In fact, the analysis found that HaloMD, which specializes in arbitration, initiated most disputes, accounting for 17% of all disputes in the first quarter of 2025 and 22% in the second quarter of 2025.
HaloMD also prevailed in 87% and 82% of its disputes in the first two quarters of 2025, respectively.
Additionally, the analysis showed that IDR entities deemed almost a fifth of disputes ineligible for the IDR process despite payers challenging 40% of cases. However, it also noted that 22% of IDR determinations in the first half of 2025 resulted from default decisions in which only one party submitted a payment offer and paid the fees.
Concerned with the alleged number of ineligible claims, payers have increasingly sought legal relief.
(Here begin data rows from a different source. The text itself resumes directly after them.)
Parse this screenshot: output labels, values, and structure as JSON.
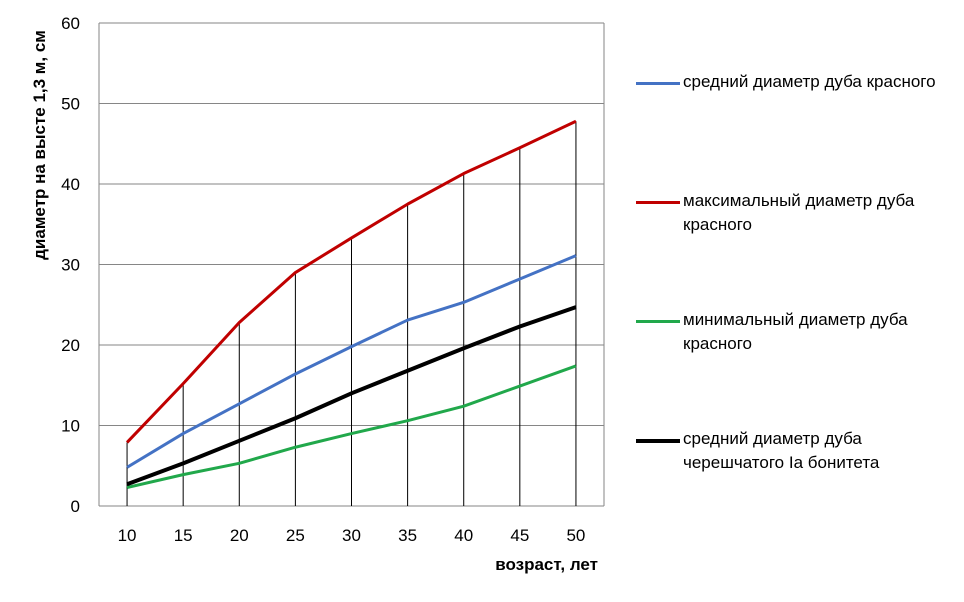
{
  "chart_data": {
    "type": "line",
    "xlabel": "возраст, лет",
    "ylabel": "диаметр на высте 1,3 м, см",
    "categories": [
      "10",
      "15",
      "20",
      "25",
      "30",
      "35",
      "40",
      "45",
      "50"
    ],
    "ylim": [
      0,
      60
    ],
    "yticks": [
      "0",
      "10",
      "20",
      "30",
      "40",
      "50",
      "60"
    ],
    "grid": "horizontal",
    "drop_lines": true,
    "legend_position": "right",
    "series": [
      {
        "name": "средний диаметр дуба красного",
        "color": "#4472C4",
        "values": [
          4.8,
          9.0,
          12.7,
          16.4,
          19.8,
          23.1,
          25.3,
          28.2,
          31.1
        ]
      },
      {
        "name": "максимальный диаметр дуба красного",
        "color": "#C00000",
        "values": [
          7.9,
          15.2,
          22.8,
          29.0,
          33.3,
          37.5,
          41.3,
          44.5,
          47.8
        ]
      },
      {
        "name": "минимальный диаметр дуба красного",
        "color": "#21A84B",
        "values": [
          2.3,
          3.9,
          5.3,
          7.3,
          9.0,
          10.6,
          12.4,
          14.9,
          17.4
        ]
      },
      {
        "name": "средний диаметр дуба черешчатого Iа бонитета",
        "color": "#000000",
        "values": [
          2.7,
          5.3,
          8.1,
          10.9,
          14.0,
          16.8,
          19.6,
          22.3,
          24.7
        ]
      }
    ]
  }
}
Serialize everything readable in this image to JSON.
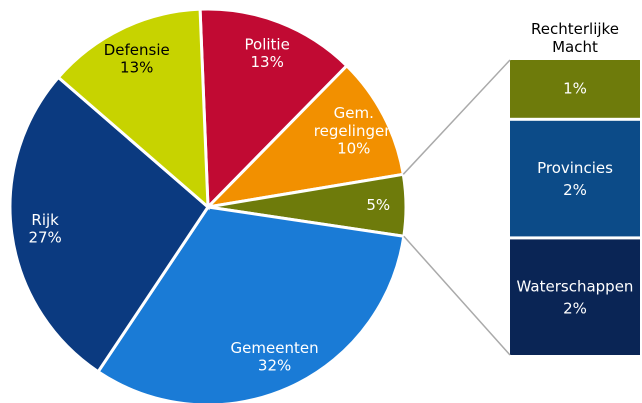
{
  "chart_data": {
    "type": "pie-of-bar",
    "categories": [
      "Politie",
      "Gem. regelingen",
      null,
      "Gemeenten",
      "Rijk",
      "Defensie"
    ],
    "values": [
      13,
      10,
      5,
      32,
      27,
      13
    ],
    "value_labels": [
      "13%",
      "10%",
      "5%",
      "32%",
      "27%",
      "13%"
    ],
    "colors": [
      "#c10a33",
      "#f29000",
      "#6e7b0b",
      "#1a7bd6",
      "#0b3a80",
      "#c7d300"
    ],
    "label_colors": [
      "#ffffff",
      "#ffffff",
      "#ffffff",
      "#ffffff",
      "#ffffff",
      "#000000"
    ],
    "bar": {
      "categories": [
        "Rechterlijke Macht",
        "Provincies",
        "Waterschappen"
      ],
      "values": [
        1,
        2,
        2
      ],
      "value_labels": [
        "1%",
        "2%",
        "2%"
      ],
      "colors": [
        "#6e7b0b",
        "#0c4b88",
        "#0a2555"
      ]
    }
  }
}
There are currently at least nine cases in the courts, including four lawsuits against HaloMD in California, Georgia, Ohio and Texas.
However, providers maintain that the IDR process exists to ensure fair reimbursement for out-of-network care because payers have used flawed, low-payment methodologies that force providers to seek arbitration.
"The IDR process is critical to ensuring physicians and specialty practices can obtain the fair and sustainable reimbursement they need to remain independent," said Scott LaRoque, CEO of HaloMD. "This ruling identifies Anthem's litigation for exactly what it was -- a calculated attempt to bully providers into accepting unsustainable rates, driving them toward consolidation under the very insurance companies that refused to pay them fairly in the first place."
Jacqueline LaPointe is a graduate of Brandeis University and King's College London. She has been writing about healthcare finance and revenue cycle management since 2016.